15 July, 2014 | Media Release
Unions welcome today’s publication of the interim report of the Financial System Inquiry.
ACTU Assistant Secretary Tim Lyons said unions have long argued that Australia needs a more efficient financial system.
“Australia needs a financial system geared to supporting job-rich investment and better retirement incomes rather than generating huge profits for banks, insurance companies and wealth managers.
“In particular, unions welcome the interim report’s view that superannuation fees in Australia are too high, and that the changes the government wants to make to the Future of Financial Advice (FOFA) laws are not in the best interests of customers.”
The Report notes that high super fees can reduce the savings workers have when they retire by an average of $40,000, largely due to high fees being paid to fund managers.

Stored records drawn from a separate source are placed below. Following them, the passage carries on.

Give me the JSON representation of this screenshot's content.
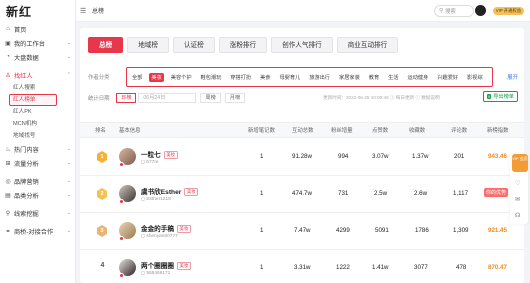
{
  "app": {
    "logo": "新红",
    "breadcrumb": "总榜"
  },
  "topbar": {
    "search_placeholder": "搜索",
    "vip_label": "VIP 开通权益"
  },
  "sidebar": {
    "items": [
      {
        "label": "首页",
        "icon": "home-icon",
        "icon_glyph": "⌂"
      },
      {
        "label": "我的工作台",
        "icon": "workbench-icon",
        "icon_glyph": "▣",
        "chevron": "⌄"
      },
      {
        "label": "大盘数据",
        "icon": "chart-icon",
        "icon_glyph": "◔",
        "chevron": "⌄"
      },
      {
        "label": "找红人",
        "icon": "user-icon",
        "icon_glyph": "♙",
        "chevron": "⌃",
        "active": true
      },
      {
        "label": "热门内容",
        "icon": "fire-icon",
        "icon_glyph": "♨",
        "chevron": "⌄"
      },
      {
        "label": "流量分析",
        "icon": "flow-icon",
        "icon_glyph": "⊞",
        "chevron": "⌄"
      },
      {
        "label": "品牌营销",
        "icon": "brand-icon",
        "icon_glyph": "◎",
        "chevron": "⌄"
      },
      {
        "label": "品类分析",
        "icon": "category-icon",
        "icon_glyph": "▤",
        "chevron": "⌄"
      },
      {
        "label": "线索挖掘",
        "icon": "lead-icon",
        "icon_glyph": "⚲",
        "chevron": "⌄"
      },
      {
        "label": "商桥-对接合作",
        "icon": "bridge-icon",
        "icon_glyph": "⚭",
        "chevron": "⌄"
      }
    ],
    "sub_items": [
      "红人搜索",
      "红人榜单",
      "红人PK",
      "MCN机构",
      "地域找号"
    ],
    "selected_sub": "红人榜单"
  },
  "tabs": [
    "总榜",
    "地域榜",
    "认证榜",
    "涨粉排行",
    "创作人气排行",
    "商业互动排行"
  ],
  "active_tab": "总榜",
  "filters": {
    "label": "作者分类",
    "categories": [
      "全部",
      "美妆",
      "美容个护",
      "鞋包潮玩",
      "穿搭打扮",
      "美食",
      "母婴育儿",
      "旅游出行",
      "家居家装",
      "教育",
      "生活",
      "运动健身",
      "兴趣爱好",
      "影视综"
    ],
    "active": "美妆",
    "expand": "展开"
  },
  "period": {
    "label": "统计日期",
    "tabs": [
      "日榜",
      "周榜",
      "月榜"
    ],
    "active": "日榜",
    "date": "06月24日",
    "update_info": "更新时间：2022-06-25 10:09:46  ⓘ 每日更新  ⓘ 数据说明",
    "export": "导出榜单"
  },
  "table": {
    "headers": [
      "排名",
      "基本信息",
      "新增笔记数",
      "互动总数",
      "粉丝增量",
      "点赞数",
      "收藏数",
      "评论数",
      "新榜指数"
    ],
    "rows": [
      {
        "rank": "1",
        "name": "一粒七",
        "tag": "美妆",
        "account": "b77re",
        "notes": "1",
        "interactions": "91.28w",
        "fans": "994",
        "likes": "3.07w",
        "favorites": "1.37w",
        "comments": "201",
        "score": "943.46"
      },
      {
        "rank": "2",
        "name": "虞书欣Esther",
        "tag": "美妆",
        "account": "Esther1218",
        "notes": "1",
        "interactions": "474.7w",
        "fans": "731",
        "likes": "2.5w",
        "favorites": "2.6w",
        "comments": "1,117",
        "score": "",
        "badge": "你的优势"
      },
      {
        "rank": "3",
        "name": "金金的手稿",
        "tag": "美妆",
        "account": "shenyan00777",
        "notes": "1",
        "interactions": "7.47w",
        "fans": "4299",
        "likes": "5091",
        "favorites": "1786",
        "comments": "1,309",
        "score": "921.45"
      },
      {
        "rank": "4",
        "name": "两个圈圈圈",
        "tag": "美妆",
        "account": "565469171",
        "notes": "1",
        "interactions": "3.31w",
        "fans": "1222",
        "likes": "1.41w",
        "favorites": "3077",
        "comments": "478",
        "score": "870.47"
      }
    ]
  },
  "float": {
    "vip": "VIP 会员"
  }
}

“Industry funds are for members, not big companies chasing profits, so on average they charge less in fees than retail funds and deliver more when workers retire,” said Mr Lyons.
“The interim report’s focus on reducing fees and on ideas for more innovative retirement phase products like annuities is consistent with ACTU policy. We aren’t convinced by some of the suggested policy ideas floated in the report, but the objectives are sound and we’ll be engaging on that basis.”

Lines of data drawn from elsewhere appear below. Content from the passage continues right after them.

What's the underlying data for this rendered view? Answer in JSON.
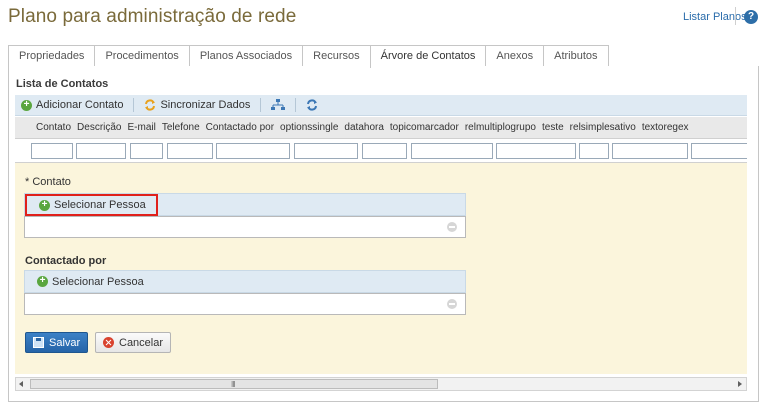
{
  "header": {
    "title": "Plano para administração de rede",
    "list_link": "Listar Planos",
    "help_icon": "help-icon"
  },
  "tabs": [
    {
      "label": "Propriedades",
      "active": false
    },
    {
      "label": "Procedimentos",
      "active": false
    },
    {
      "label": "Planos Associados",
      "active": false
    },
    {
      "label": "Recursos",
      "active": false
    },
    {
      "label": "Árvore de Contatos",
      "active": true
    },
    {
      "label": "Anexos",
      "active": false
    },
    {
      "label": "Atributos",
      "active": false
    }
  ],
  "panel": {
    "title": "Lista de Contatos",
    "toolbar": {
      "add_label": "Adicionar Contato",
      "sync_label": "Sincronizar Dados",
      "icons": [
        "add-icon",
        "sync-icon",
        "tree-icon",
        "refresh-icon"
      ]
    },
    "grid": {
      "columns": [
        "Contato",
        "Descrição",
        "E-mail",
        "Telefone",
        "Contactado por",
        "optionssingle",
        "datahora",
        "topicomarcador",
        "relmultiplogrupo",
        "teste",
        "relsimplesativo",
        "textoregex"
      ]
    }
  },
  "form": {
    "contato_label": "* Contato",
    "contato_select": "Selecionar Pessoa",
    "contactado_label": "Contactado por",
    "contactado_select": "Selecionar Pessoa",
    "save_label": "Salvar",
    "cancel_label": "Cancelar"
  },
  "colors": {
    "accent": "#2564a8",
    "title": "#7a6a3a",
    "form_bg": "#fbf5dc",
    "highlight": "#e0201b"
  }
}
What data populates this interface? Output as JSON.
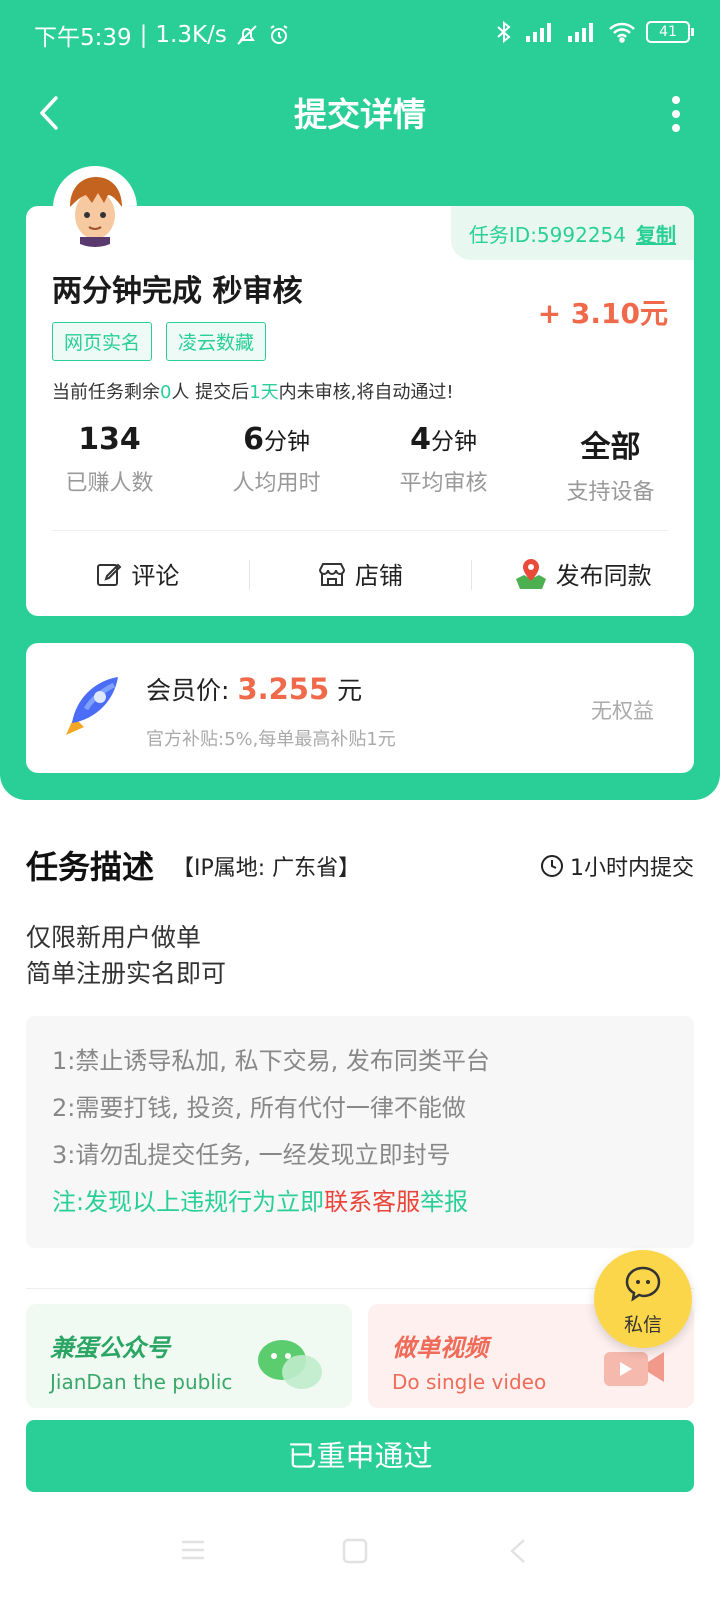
{
  "status_bar": {
    "time": "下午5:39",
    "speed": "1.3K/s",
    "battery": "41"
  },
  "header": {
    "title": "提交详情"
  },
  "task": {
    "id_label": "任务ID:5992254",
    "copy_label": "复制",
    "title": "两分钟完成 秒审核",
    "reward": "+ 3.10元",
    "tags": [
      "网页实名",
      "凌云数藏"
    ],
    "notice_prefix": "当前任务剩余",
    "notice_remaining": "0",
    "notice_mid": "人  提交后",
    "notice_days": "1天",
    "notice_suffix": "内未审核,将自动通过!",
    "stats": [
      {
        "value": "134",
        "unit": "",
        "label": "已赚人数"
      },
      {
        "value": "6",
        "unit": "分钟",
        "label": "人均用时"
      },
      {
        "value": "4",
        "unit": "分钟",
        "label": "平均审核"
      },
      {
        "value": "全部",
        "unit": "",
        "label": "支持设备"
      }
    ],
    "actions": {
      "comment": "评论",
      "shop": "店铺",
      "publish_same": "发布同款"
    }
  },
  "member": {
    "label": "会员价:",
    "price": "3.255",
    "unit": "元",
    "subsidy": "官方补贴:5%,每单最高补贴1元",
    "rights": "无权益"
  },
  "description": {
    "title": "任务描述",
    "ip_location": "【IP属地: 广东省】",
    "deadline": "1小时内提交",
    "lines": [
      "仅限新用户做单",
      "简单注册实名即可"
    ],
    "rules": [
      "1:禁止诱导私加, 私下交易, 发布同类平台",
      "2:需要打钱, 投资, 所有代付一律不能做",
      "3:请勿乱提交任务, 一经发现立即封号"
    ],
    "rule_note_a": "注:发现以上违规行为立即",
    "rule_note_b": "联系客服",
    "rule_note_c": "举报"
  },
  "promos": {
    "wechat_title": "兼蛋公众号",
    "wechat_sub": "JianDan the public",
    "video_title": "做单视频",
    "video_sub": "Do single video"
  },
  "chat": {
    "label": "私信"
  },
  "submit": {
    "label": "已重申通过"
  },
  "colors": {
    "brand": "#2acf97",
    "price": "#f0694a",
    "chat_fab": "#fcd64a"
  }
}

The report did not support the view of retail super funds and government ministers that any MySuper product should be eligible to be chosen as a default fund by employers, Mr Lyons said.
“Super contributions should be viewed as deferred wages and are therefore appropriate to industrial regulation and collective bargaining.

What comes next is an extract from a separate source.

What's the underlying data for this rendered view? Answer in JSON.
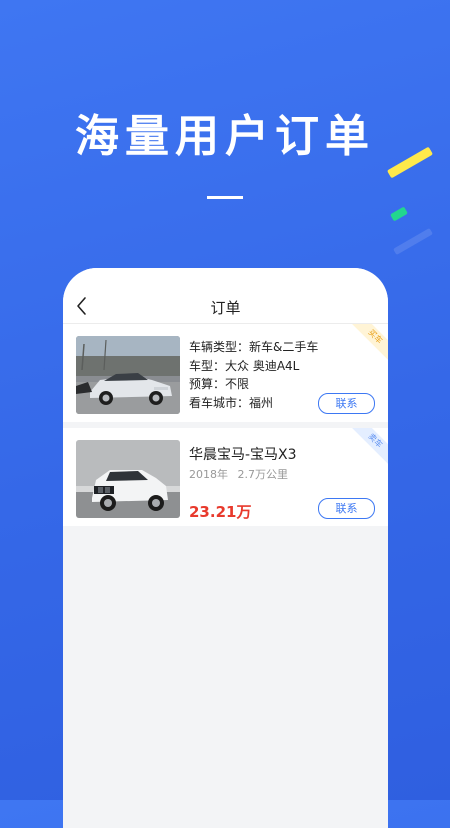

“Workers and their representatives are best placed to decide which MySuper product is in their interests – not just any MySuper product chosen unilaterally by an employer following consultation with their bank.”
Unions also welcome the interim report’s view that the government’s proposed changes to FOFA laws is not in the best interests of consumers.
“The report highlights research by ASIC which shows consumers have lost substantial sums because financial advisers were acting in their own interests, rather than those of their customers.” said Mr Lyons.
Unions strongly support the FOFA reforms that became effective in 2013 and oppose the changes the government currently wishes to make at the behest of the banks.
“The Financial Systems Inquiry Interim Report is a further blow to the government’s plans to water-down vital protections for those who rely on good quality financial advice. All Senators should take this report as another clear signing that gutting FOFA is a bad idea” said Mr Lyons.